I will never use that!
Jun 22nd, 2007 by phil
Matt and I were discussing domain-specific languages the other day and no discussion of DSLs is complete without mentioning Lisp macros. After I explained how macros work in Lisp Matt said something along the lines of “Huh, that sounds cool but I am not sure how I would use it.”
This is what Paul Graham called the “Blub Paradox.” According to Paul, the programming languages that you know and use affect the way you think about solving problems. A programmer using a hypothetical middle-of-the-road programming language called Blub feels that “Blub is good enough for him, because he thinks in Blub.” In a way, this is a programming language version of the Sapir-Whorf hypothesis which, according to Wikipedia, “states that there is a systematic relationship between the grammatical categories of the language a person speaks and how that person both understands the world and behaves in it.” Matt has some firsthand experience with the linguistic aspects as his wife is bilingual:
This is also true between speaking languages as my wife will attest. Poetry, for example, isn’t the same in both languages. The idioms, terms, or ideas in one language don’t necessarily translate well to another - sometimes both in meaning as well as in rhyme. Thus it gives you the ability to pull certain color from one language that isn’t necessarily possible with the other. That’s an interesting topic on many levels.
To me, the Blub Paradox means that programmers discount features from languages that are vastly different from the one they currently prefer because they don’t think those features are useful. The paradox is that they can’t understand the features until they actually use them and they won’t use them because they don’t understand them.
I think that the root of the resistance to the new features is a feeling that they aren’t really useful. Most programmers have an intuitive understanding that anything you can accomplish in a modern programming language can also be accomplished in any other sufficiently advanced programming language. It is a short trip here to believing that “If I can accomplish my task with either programming language A or B, then they must be equivalent.” It is easy then to believe that features are not useful since they do not enable you to accomplish something that you couldn’t with another language.

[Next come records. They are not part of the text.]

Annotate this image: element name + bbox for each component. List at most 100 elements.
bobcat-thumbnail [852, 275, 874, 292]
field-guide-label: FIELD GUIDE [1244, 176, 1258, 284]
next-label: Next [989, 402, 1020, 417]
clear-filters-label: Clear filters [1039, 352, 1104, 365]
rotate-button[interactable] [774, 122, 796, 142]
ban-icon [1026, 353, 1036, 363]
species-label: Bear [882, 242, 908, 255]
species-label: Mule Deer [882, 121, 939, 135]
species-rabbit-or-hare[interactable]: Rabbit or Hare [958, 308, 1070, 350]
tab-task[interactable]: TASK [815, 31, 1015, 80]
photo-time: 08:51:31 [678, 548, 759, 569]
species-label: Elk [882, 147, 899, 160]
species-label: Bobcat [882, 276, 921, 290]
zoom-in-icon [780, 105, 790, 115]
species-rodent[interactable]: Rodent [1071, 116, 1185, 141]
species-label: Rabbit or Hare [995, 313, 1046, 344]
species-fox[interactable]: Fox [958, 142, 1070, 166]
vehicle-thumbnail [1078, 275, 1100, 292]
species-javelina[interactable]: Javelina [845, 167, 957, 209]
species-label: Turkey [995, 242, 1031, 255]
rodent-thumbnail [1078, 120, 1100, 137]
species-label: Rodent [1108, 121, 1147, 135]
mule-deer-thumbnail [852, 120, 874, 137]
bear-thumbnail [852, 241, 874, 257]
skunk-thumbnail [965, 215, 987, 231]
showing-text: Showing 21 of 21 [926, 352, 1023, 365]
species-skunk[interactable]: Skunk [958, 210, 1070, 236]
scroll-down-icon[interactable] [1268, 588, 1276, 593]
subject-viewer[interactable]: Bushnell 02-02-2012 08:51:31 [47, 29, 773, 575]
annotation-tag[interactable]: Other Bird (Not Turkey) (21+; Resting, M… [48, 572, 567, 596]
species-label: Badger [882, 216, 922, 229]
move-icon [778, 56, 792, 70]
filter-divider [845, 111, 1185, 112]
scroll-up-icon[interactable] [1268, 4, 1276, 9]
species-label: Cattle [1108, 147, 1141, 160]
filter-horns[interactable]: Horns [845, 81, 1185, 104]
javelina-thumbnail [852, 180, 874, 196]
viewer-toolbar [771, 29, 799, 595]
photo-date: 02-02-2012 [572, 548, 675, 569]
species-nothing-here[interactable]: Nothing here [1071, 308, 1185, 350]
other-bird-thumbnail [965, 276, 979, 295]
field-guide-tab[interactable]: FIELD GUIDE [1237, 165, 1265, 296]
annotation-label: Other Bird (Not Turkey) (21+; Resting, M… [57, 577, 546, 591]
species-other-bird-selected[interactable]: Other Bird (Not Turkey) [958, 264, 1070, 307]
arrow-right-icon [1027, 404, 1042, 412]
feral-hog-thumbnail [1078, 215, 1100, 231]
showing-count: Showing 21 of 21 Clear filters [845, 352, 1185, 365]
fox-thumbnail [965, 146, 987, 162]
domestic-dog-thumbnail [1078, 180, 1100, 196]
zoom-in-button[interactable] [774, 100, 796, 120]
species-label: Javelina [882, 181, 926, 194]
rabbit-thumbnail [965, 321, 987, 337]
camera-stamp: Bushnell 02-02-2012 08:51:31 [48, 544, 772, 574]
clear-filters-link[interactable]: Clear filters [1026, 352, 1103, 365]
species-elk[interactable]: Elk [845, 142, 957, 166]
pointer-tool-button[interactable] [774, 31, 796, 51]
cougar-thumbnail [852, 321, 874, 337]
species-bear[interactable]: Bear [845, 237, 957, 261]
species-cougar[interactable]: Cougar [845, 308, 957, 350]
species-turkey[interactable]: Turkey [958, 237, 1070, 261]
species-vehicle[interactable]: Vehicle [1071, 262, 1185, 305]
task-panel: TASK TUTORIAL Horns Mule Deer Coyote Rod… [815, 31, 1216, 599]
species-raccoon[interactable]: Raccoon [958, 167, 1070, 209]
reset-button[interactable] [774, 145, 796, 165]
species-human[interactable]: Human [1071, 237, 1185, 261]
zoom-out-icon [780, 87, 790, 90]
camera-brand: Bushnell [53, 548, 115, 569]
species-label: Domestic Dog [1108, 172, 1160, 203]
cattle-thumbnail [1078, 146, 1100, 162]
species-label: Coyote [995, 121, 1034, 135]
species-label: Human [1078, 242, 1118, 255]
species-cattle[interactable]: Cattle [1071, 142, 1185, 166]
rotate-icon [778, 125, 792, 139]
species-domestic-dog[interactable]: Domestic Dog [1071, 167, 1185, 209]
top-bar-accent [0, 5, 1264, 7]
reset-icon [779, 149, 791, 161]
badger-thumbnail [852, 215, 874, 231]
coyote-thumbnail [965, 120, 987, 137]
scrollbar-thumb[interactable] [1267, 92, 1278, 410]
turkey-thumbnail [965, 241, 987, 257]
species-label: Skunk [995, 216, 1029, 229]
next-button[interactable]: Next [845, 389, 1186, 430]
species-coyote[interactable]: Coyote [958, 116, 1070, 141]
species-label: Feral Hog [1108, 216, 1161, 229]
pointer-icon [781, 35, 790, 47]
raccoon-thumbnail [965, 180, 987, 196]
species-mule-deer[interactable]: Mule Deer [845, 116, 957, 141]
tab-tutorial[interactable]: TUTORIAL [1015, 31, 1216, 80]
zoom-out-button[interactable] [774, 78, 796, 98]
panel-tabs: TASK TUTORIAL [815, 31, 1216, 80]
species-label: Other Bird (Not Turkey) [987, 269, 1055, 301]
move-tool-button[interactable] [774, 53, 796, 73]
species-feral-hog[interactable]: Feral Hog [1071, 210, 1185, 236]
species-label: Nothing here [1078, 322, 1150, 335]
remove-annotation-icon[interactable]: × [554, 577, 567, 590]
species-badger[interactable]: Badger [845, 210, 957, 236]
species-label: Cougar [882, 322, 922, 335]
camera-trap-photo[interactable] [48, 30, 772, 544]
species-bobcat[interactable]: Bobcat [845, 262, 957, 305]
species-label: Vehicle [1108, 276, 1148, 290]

But, that isn’t the way it works. This common intuitive understanding of programming language equivalence, also known as Turing completeness, is misleading. Consider this line from the Wikipedia article on Turing completeness:
Being equivalent to the universal Turing machine essentially means being able to perform any computational task - though it does not mean being able to perform such tasks efficiently, quickly, or easily.
In other words, just because something is possible doesn’t mean that it is feasible. The mistaken belief that languages are power-equivalent leads to devaluing features from other languages out of a mistaken belief that the features aren’t useful.
When you think about it, this phenomena can be seen in other areas of the “real world” as well. Last year I decided to trade in my beloved Mustang Cobra for a new Honda Accord. The Accord had two features that I felt I would never use: heated seats and the ability to roll down the windows with the remote. I live in Houston, Texas which gets hot in the summer and isn’t known for harsh winters. Yet, the heated seats turned out to be very useful as it doesn’t have to be that cold before leather seats become uncomfortable. At least I understood what the heated seats were meant to accomplish. At first I didn’t quite understand why the remote-controlled windows were useful. Then one day as I was walking to my car in 90+ degree weather I put the windows down from halfway across the parking lot and by the time I sat down in the car it was comfortable inside. Lowering both of the windows at once let all of the pent-up hot air escape and allowed a breeze to freshen the inside of the car.
In a way, driving the Mustang for four years had shaped how I thought about operating a car. I had been able to get by without heated seats or remote-controlled windows and thus didn’t see the need for either. Now that I have both features I use them all the time during the appropriate seasons. Just as I improved my comfort while driving during very hot and very cold weather, programmers who are willing to explore languages like Lisp can make writing software more comfortable.
Update: This article sparked an interesting discussion at reddit.